O brilho crespuscular de "Oppenheimer" é de tal ordem que ofuscou como um sol negro o extravagante campeão de bilheteiras do ano (1,4 mil milhões de dólares de receitas), “Barbie”, o musical kitsch que teve oito nomeações. A candidatura contém possibilidades de prémio para melhor filme, ator secundário e atriz secundários (Ryan Gosling e America Ferrera), mas depois as outras são categorias de certa forma menores, incluindo duas canções (uma é de Billie Eilish). 'Domage': a realizadora Greta Gerwig não foi nomeada e a atriz Margot Robbie também não.
O romance de verão Barbenheimer já expirou; agora acaba de começar o eclipse da boneca da Mattel.

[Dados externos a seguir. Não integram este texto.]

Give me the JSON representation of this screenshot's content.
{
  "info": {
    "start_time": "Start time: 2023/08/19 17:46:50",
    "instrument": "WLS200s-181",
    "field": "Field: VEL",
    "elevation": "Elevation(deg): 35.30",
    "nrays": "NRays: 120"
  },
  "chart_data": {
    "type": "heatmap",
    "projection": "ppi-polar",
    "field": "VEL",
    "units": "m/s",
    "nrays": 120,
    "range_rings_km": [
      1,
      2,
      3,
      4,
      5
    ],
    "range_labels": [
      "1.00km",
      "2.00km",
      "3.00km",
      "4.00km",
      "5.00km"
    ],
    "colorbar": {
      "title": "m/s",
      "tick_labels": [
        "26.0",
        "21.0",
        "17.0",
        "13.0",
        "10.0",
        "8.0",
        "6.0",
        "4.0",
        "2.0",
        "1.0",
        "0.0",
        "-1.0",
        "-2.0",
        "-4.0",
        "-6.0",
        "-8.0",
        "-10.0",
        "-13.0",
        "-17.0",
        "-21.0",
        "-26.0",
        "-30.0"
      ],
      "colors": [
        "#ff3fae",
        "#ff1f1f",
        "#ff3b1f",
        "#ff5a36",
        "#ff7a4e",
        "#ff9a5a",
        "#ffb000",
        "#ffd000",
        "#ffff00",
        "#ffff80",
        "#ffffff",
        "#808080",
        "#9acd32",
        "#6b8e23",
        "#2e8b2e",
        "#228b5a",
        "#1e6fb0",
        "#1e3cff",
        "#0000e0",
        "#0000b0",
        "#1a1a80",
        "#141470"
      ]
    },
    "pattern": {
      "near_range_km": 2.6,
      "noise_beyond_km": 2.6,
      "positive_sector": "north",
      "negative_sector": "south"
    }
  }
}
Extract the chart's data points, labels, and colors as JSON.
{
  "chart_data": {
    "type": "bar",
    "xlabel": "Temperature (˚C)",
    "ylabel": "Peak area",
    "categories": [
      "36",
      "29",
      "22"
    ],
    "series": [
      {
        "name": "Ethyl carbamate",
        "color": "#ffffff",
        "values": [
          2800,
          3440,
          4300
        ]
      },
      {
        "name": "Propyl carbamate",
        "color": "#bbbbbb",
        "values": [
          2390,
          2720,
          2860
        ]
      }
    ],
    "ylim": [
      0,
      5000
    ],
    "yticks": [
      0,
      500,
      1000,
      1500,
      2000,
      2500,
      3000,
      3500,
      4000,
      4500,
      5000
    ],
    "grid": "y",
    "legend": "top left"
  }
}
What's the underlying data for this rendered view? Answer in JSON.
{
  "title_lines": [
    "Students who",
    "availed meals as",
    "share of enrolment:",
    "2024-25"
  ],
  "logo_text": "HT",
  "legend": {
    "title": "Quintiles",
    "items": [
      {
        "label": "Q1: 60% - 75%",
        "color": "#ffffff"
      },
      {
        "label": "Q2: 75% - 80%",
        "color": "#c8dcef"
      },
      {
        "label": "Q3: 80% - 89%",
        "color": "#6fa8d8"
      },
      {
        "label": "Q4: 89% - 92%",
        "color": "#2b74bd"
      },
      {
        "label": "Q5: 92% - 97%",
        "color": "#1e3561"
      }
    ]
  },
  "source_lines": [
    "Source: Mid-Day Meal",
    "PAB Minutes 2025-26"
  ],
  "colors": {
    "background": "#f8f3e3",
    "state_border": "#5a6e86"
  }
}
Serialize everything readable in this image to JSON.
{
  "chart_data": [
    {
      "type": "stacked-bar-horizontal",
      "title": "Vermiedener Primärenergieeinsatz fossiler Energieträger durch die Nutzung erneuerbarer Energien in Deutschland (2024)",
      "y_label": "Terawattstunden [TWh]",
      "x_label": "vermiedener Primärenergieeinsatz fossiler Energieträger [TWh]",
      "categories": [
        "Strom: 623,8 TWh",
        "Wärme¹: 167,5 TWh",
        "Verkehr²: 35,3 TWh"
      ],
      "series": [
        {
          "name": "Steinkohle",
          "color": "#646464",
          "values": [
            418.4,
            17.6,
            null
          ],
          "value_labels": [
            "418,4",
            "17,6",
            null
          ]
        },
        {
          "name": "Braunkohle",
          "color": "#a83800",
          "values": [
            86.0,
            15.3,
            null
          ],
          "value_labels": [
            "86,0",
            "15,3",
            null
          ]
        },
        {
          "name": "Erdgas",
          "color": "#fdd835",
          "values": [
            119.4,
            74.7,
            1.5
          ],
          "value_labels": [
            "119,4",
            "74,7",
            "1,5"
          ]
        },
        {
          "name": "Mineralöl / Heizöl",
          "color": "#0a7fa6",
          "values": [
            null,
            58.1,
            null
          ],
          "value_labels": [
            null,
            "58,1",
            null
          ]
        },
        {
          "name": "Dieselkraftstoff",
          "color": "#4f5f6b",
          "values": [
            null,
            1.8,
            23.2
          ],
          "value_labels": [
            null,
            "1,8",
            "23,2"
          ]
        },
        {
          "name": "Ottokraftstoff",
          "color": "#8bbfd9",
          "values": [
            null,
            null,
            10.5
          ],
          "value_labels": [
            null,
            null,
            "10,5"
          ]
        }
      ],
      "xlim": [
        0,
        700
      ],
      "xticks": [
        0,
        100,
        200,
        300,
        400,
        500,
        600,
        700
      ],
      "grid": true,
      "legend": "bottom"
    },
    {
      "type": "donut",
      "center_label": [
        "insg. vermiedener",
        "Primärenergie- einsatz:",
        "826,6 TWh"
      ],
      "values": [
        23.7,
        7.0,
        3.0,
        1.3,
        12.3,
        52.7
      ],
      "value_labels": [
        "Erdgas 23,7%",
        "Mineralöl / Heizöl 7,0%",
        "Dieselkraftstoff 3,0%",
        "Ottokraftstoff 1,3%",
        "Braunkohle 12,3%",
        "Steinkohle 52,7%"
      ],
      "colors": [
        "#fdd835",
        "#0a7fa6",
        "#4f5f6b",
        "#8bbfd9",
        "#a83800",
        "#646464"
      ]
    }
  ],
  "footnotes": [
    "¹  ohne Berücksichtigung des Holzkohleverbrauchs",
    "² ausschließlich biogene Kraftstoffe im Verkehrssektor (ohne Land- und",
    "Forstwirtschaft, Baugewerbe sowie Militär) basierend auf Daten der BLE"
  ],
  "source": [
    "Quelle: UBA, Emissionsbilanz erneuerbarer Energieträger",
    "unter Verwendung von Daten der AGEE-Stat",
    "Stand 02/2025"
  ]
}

O mundo das criaturas bizarras
Não é só uma ótima surpresa, é mesmo um maravilhamento: “Pobres criaturas”, a selvática fantasia feminista do grego Yorgos Lanthimos que fecunda uma mulher-Frankenstein (Emma Stone) a correr o mundo chauvinista numa desenfreada busca de igualdade e de sexo, tem 11 nomeações explícitas, incluindo filme, realizador, argumento, atriz, ator secundário (Mark Ruffalo) e banda sonora.
Mas há ali, na trilha da imagem e do som deste bizarro, mas eufórico “Pobres criaturas”, o primeiro de dois orgulhos nacionais nestas nomeações para os Oscars 2024: no filme vemos e ouvimos Carminho a cantar um fado (“O quarto”) à varanda de uma Lisboa retrofuturista. O orgulho é, é claro, diagonal: a nomeação para melhor banda sonora original é só para o britânico Jerskin Fendrix.
Depois: “Assassinos da lua das flores” (dez nomeações, incluindo filme e realizador para Martin Scorsese, candidato pela 10.ª vez, uma só vitória, com “The departed- Ente inimigos”) será a única obra que já garantiu um Oscar antes da corrida acabar: o de melhor atriz para Lilly Gladstone, que é a primeira nativa americana a ser nomeada.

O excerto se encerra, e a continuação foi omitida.